I have followed the American approach to gun law with keen interest since I saw a powerful documentary called ‘The Killing of America” which provides a timeline of gun deaths that have shaped America’s direction. From Lincoln, to JFK to Martin Luther King. A long list showing clearly how America’s political direction  has been shaped by the gun. No culture before or since owes more to assassination and murder than America. For both its social growth as well as economic prosperity.

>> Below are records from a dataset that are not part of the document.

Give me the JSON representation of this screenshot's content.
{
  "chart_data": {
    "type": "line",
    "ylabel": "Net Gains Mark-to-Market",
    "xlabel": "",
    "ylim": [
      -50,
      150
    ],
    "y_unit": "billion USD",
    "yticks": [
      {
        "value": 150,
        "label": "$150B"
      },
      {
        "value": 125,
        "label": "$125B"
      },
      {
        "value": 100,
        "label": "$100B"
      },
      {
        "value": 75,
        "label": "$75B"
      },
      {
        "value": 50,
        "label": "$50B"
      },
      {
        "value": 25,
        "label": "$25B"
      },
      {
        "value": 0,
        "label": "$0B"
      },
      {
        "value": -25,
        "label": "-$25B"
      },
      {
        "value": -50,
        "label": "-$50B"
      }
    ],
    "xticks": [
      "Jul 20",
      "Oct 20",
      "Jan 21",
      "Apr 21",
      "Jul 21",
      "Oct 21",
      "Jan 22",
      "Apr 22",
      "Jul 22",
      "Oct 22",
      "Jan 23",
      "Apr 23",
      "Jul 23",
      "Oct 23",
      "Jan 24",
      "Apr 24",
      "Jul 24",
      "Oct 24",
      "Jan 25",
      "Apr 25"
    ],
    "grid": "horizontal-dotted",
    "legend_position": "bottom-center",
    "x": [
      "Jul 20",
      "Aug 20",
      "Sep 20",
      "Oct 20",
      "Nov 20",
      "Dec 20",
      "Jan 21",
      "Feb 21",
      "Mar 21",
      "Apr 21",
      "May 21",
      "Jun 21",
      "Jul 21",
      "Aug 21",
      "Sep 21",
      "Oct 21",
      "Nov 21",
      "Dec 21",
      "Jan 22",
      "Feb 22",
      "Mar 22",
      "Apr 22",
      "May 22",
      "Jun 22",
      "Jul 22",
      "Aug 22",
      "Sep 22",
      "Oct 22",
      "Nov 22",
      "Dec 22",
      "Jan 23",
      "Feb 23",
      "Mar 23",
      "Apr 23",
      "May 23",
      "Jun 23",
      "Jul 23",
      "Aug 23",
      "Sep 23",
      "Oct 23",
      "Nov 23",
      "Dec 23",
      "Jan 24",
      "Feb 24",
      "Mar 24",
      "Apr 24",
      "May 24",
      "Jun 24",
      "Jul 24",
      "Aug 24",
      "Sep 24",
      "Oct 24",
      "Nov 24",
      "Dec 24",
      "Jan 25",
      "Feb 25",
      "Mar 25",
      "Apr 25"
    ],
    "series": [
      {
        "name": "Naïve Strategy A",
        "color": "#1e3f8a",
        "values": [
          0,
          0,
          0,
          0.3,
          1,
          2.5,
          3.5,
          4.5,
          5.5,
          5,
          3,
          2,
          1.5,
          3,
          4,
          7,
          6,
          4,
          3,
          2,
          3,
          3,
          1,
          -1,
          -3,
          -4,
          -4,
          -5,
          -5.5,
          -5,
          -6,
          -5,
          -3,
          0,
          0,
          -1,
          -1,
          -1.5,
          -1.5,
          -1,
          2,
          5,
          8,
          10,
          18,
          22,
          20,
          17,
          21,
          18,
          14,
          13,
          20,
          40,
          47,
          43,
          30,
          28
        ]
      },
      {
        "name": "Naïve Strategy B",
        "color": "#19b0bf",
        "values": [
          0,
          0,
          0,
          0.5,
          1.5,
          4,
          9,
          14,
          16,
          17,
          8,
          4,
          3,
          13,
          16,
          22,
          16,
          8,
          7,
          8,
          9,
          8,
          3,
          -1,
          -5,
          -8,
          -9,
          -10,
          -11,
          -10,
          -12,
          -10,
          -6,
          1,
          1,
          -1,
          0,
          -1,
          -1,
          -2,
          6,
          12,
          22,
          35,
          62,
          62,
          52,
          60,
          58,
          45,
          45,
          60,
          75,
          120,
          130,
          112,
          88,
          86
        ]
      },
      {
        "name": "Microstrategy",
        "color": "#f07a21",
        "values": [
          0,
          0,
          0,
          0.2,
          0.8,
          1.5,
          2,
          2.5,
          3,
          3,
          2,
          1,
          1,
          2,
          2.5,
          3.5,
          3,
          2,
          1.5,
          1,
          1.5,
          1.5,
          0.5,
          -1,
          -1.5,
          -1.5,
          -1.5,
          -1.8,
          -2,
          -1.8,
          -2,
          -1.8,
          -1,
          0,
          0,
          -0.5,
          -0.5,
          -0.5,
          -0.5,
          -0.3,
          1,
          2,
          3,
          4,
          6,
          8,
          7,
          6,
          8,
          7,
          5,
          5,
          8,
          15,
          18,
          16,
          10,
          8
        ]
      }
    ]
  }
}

The Columbine school killing fascinated me. Dylan Klebold, 17, and Eric Harris, 18,  who was on Zoloft anti-depression medication.  Michael Moore’s documentary was a great resource in understanding the relationship between gun laws and gun crime in America. My interest was in seeing how many people, like Michael Moore, understood exactly what was happening, and yet despite the obvious problems arising from NRA politics running the Gun laws, no moves towards the lessons learned by the rest of the world followed. Hardly a week passes without another spree killer proving what we knew 20 years ago. All kinds of stats follow from which I draw one conclusion.

Insanity. The definition of which is repeating the same thing but expecting a different outcome.

With every death, the failure to amend the law effects one certainty.  There will be more of these killings in America. It is insane to leave the law unchanged unless the intention is to allow spree killings to continue in the same uniquely American tradition as Thanksgiving turkey. We do not change the Gun laws because we want the status quo to continue. Not just for the economic benefit in selling guns and bullets. But for protecting a  defining American freedom. Freedom to kill. Be it Polar Bears in Alaska, Lions in South Africa, or liberals in Charlottesville.

Screen Shot 2017-11-29 at 13.32.55Researching Gun law in the USA finds an AR-15 automatic rifle in my hands in this picture taken in California, 2015. The model which is being legally offered to me for sale is  astonishing in view of the number of times this particular model has appeared in American spree killing.

I told the eager salesman “You couldn’t possibly sell a gun like this in the UK” to which he replied

They have no freedom over there.”
Here’s the actual conversation that followed this picture.

I live next door to a school. Filled with Black kids. They scream and shout like savages. Drives me mad. Do you think this is the right gun for me?”

No doubt. That will take care of your problem.” With a knowing nod.

In the US  gun sales are booming. Its good for the economy. Every time you see a spree killing on the news shares in the major gun manufacturers go up.

And there you have it. Guns are an intrinsic part of American culture. You can no sooner expect an American to vote against spree killers freedom to own guns than you could to rename the Star Spangled Banner  the ‘Ballad of an anti abolitionist slave owner.’

The good news though, is you can get your own AR-15 for under $500. So you can keep your home safe. Legally. And as I know from the very good salesman I met, the AR-15 pairs up beautifully with the Desert Eagle. .50 Cal. Pricey at $1,600, but  gives you seven shots that will stop an Elephant.